Getting Started With Feedly
When you first start Feedly, you get the chance to import feed settings such as folders or labels from My Yahoo, Bloglines, Netvibes and Firefox Bookmarks. You can also link Feedly to your networks on Friendfeed, Twitter, Yahoo and Gmail.
Feedly synchronizes with Google Reader to provide a magazine interface for your feeds. You can then access these using a variety of interfaces which appear as a top menu:
- the cover page shows a selection of posts from your favorite blogs with images
- the ‘what’s new’ page shows blogs with new posts in a similar way
- the ‘river’ lists posts in date order, with the most recent first
- you can view your feeds by folder or label
- or you can visit the dashboard, which lists all your feeds and visit each one separately
One of the things I like about Feedly is that you never have to leave the interface to read feeds. Full feeds are shown as normal, while you can use a preview window (like a mini browser) to see the full version of partial feeds. With some feeds, you can even comment without leaving the Feedly interface. You can also see others’ comments when reading the post.
Options When Reading
When you read a post, Feedly provides a number of options. You can recommend it (which is like sharing it in Reader), annotate it (sharing with a comment), save it for later (starring it), email it, add it to delicious or send it to your Twitter or Friendfeed networks. Sure, it would be nice if other networks were available, but with these are two of the most important.
The sidebar is also important. Depending on the interface you are looking at, it shows:
- Top readers of the blog or section plus new sources to explore
- sources for the current view
- people you are following from your social networks (for some reason this works well with Friendfeed, but not so well with Twitter for me)
There’s also a view called ‘the wall’. This shows what your social network pals have been recommending or annotating recently.

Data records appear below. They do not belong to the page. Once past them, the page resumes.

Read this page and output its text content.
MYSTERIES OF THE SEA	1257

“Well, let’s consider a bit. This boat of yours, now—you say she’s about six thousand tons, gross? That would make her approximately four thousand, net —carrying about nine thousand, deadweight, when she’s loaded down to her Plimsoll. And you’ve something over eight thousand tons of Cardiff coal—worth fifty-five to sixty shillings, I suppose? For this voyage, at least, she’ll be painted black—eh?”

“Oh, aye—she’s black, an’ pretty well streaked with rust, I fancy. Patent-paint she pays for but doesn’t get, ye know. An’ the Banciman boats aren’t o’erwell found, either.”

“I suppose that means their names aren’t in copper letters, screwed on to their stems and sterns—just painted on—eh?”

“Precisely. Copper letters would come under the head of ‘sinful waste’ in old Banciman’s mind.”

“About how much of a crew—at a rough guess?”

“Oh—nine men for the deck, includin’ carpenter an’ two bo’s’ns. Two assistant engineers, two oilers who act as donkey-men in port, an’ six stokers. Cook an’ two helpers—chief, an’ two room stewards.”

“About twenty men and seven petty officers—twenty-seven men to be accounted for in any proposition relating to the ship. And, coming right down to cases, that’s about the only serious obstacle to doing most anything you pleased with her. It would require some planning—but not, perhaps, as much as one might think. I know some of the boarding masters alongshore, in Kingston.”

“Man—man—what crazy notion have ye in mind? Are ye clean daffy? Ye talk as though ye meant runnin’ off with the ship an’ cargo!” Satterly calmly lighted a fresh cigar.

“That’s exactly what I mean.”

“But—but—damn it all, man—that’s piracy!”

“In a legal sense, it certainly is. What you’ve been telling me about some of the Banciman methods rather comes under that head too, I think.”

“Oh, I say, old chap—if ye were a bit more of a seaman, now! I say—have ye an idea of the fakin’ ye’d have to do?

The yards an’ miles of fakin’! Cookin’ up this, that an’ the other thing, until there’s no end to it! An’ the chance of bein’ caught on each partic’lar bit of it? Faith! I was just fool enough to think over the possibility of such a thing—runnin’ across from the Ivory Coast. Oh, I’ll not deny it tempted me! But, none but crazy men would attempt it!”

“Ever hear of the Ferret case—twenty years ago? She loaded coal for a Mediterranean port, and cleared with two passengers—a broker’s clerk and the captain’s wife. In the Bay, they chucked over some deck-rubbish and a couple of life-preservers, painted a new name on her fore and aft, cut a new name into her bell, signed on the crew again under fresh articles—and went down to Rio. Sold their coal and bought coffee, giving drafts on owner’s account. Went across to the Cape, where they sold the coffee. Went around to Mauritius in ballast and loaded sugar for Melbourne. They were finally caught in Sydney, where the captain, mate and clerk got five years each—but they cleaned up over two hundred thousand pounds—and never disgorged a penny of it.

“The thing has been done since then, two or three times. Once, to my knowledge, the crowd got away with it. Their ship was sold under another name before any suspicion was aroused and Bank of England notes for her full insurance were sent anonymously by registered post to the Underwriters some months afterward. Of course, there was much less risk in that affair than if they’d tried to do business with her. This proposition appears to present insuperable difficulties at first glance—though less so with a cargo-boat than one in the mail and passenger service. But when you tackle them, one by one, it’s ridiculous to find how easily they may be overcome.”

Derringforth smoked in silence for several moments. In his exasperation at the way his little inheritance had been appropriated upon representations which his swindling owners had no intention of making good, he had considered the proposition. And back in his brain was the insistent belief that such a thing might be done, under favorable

Adding new feeds is also simple. When you get to a feed enabled page, there’s a small f in your address bar. Click it and you go through the usual feed addition process. You can choose to make feedly your default reader, and you can relax, knowing that the feed will automatically be added Google Reader too.
Feedly also makes feed management easy. It’s got a ’spring cleaning’ interface, which colour codes your feeds and shows how many posts you have read and recommended. Those highlighted in green are feeds you do a lot with; those in pink might as well not be there. I’ve used that interface a couple of times to clean up my feeds.
There are two more features worth mentioning. The first is that Google search is integrated, making it easy to search your feeds. The is that you can change the preferences for width, which view appears when you start it up (via the big RSS button in your toolbar) and more.
Feedly is still in beta, which means that occasionally it falls over, but it’s not usually for long. It also updates itself often, which can be annoying. However, the developers say that patches will happen only once a month when the beta ends.
I have been using Feedly for a couple of months now, and I can’t imagine managing my feeds any other way. This is an efficient and attractive RSS feed management tool. If you are using Google Reader, I recommend that you give it a try.